ISTANBUL, 7 sept (AFP) -
Chaque jour, ils sont en moyenne 70.000 internautes à visiter le site
internet "itiraf.com" (confession.com en français) pour se mettre à nu sur
la toile ou recueillir les confessions électroniques d'autrui, faisant de
ce forum un succès rare et révélateur de la société turque.
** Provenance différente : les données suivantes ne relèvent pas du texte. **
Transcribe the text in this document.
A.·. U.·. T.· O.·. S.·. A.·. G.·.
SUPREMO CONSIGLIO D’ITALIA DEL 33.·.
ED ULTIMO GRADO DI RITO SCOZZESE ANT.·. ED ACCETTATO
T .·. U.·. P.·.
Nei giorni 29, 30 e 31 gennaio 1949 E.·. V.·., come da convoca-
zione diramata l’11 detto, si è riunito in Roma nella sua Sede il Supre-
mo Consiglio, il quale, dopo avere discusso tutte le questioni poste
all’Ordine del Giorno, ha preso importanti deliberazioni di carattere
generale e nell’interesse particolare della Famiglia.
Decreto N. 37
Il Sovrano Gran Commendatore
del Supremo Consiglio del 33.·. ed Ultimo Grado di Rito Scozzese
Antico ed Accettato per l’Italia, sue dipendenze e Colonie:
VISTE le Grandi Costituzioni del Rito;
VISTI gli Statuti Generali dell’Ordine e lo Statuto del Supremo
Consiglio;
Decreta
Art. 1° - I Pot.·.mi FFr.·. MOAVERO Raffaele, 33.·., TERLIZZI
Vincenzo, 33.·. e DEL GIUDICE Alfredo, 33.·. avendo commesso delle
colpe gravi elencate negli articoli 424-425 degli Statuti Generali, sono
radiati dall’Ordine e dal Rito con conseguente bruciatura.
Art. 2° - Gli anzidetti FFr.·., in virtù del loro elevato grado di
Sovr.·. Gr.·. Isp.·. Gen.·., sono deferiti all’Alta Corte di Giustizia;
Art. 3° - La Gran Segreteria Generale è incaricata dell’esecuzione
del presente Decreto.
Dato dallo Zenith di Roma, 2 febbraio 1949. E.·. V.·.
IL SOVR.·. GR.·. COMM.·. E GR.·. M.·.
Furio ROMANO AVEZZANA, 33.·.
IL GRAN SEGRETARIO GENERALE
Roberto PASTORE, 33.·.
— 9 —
"L'école de la vie", comme l'a surnommé son initiateur Ersan Ozer, est
aujourd'hui l'un des 10 sites les plus visités de Turquie, qui "parle
d'amour, de haine, de joie, de peine, de regret, de tout ce qui est dans
la vie".
Un "miracle" auquel ne s'attendait pas son initiateur quand cet ancien
journaliste et réalisateur de télévision eut l'idée de ce forum pour que
les gens se racontent, car "la vie de chacun est intéressante",
estime-t-il.
Le principe est simple: chacun peut, sous un nom d'emprunt, livrer son
sentiment sur le sujet qu'il veut à condition d'être âgé de 16 ans au
moins et sans attenter à la liberté des autres.
Les questions sentimentales et sexuelles constituent l'essentiel de
cette littérature spontanée, suscitant parfois réactions et commentaires
sur des problèmes de société.
Ainsi l'histoire d'une femme racontant comment son mari s'était cassé
le pied en la frappant a déclenché une avalanche de messages de soutien et
de témoignages similaires, montrant à quel point le problème de la
violence au foyer est récurrent en Turquie.
Pour le sociologue Ali Ergur, de l'Université de Galatasaray,
"itiraf.com" révèle une "société longtemps oppressée socio-culturellement
par l'omniprésence de la famille et par un fort communautarisme, et qui,
aujourd'hui en transition, assume mal des problèmes nouveaux tels que
l'urbanisation et le changement de mode de vie".
"Il m'a quittée il y a peu parce que je n'étais plus vierge, et je ne
comprends pas les hommes de ce pays: vierge, vous n'êtes pas fréquentable,
mais plus vierge, vous l'êtes encore moins. Quelqu'un peut-il m'expliquer,
car ce n'est pas la première fois...", écrit une femme de 37 ans habitant
Istanbul.
Quelque 1.000 messages arrivent chaque jour sur l'écran de Ersan Ozer,
qui en sélectionne une quarantaine pour les publier, et dit avoir ainsi
"beaucoup appris" sur son pays, ses concitoyens, et les femmes en
particulier.
Car, c'est une originalité de ce site, les internautes visitant ou
participant à "itiraf.com" sont à 50% des femmes, contre une moyenne
nationale d'à peine 20% pour les utilisateurs d'internet.
A 29 ans, une femme d'affaires, dont le pseudonyme est Jane, dit ne
jamais rater la lecture de ses quatre pages quotidiennes de confessions
électroniques, alors qu'elle ne consulte aucun autre site internet.
"20 minutes tous les matins qui sont bien plus amusantes que les
journaux et qui me permettent de suivre l'expérience, les aventures, la
vie des autres par leurs témoignages à la naïveté touchante",
explique-t-elle.
Pour l'animateur du site, il est important que les histoires soient
vraies. "C'est ce que les gens attendent", dit-il, et c'est cette
authenticité qu'il recherche dans la publication de témoignages.
"Les histoires sont probablement réelles, mais leur véracité n'est pas
importante", analyse Ali Ergur, "l'accessibilité et l'intimité apparente
de ce forum créent le sentiment d'appartenir à une communauté", fût-elle
virtuelle.
Cette agora électronique permet en outre "d'évacuer son stress tout en
donnant le sentiment de surveiller les autres, faisant tomber les
barrières de l'intimité", phénomène similaire à la multiplication des
"reality shows" télévisés, y compris en Turquie.
Son initiateur estime qu'il y a désormais une "génération itiraf.com
dont les gens parlent même quand ils n'ont pas internet", et dont ils
lisent les morceaux choisis dans un livre publié chaque année.
Pour faciliter l'accès, les inconditionnels pourront même bientôt
envoyer leurs confessions par téléphone mobile.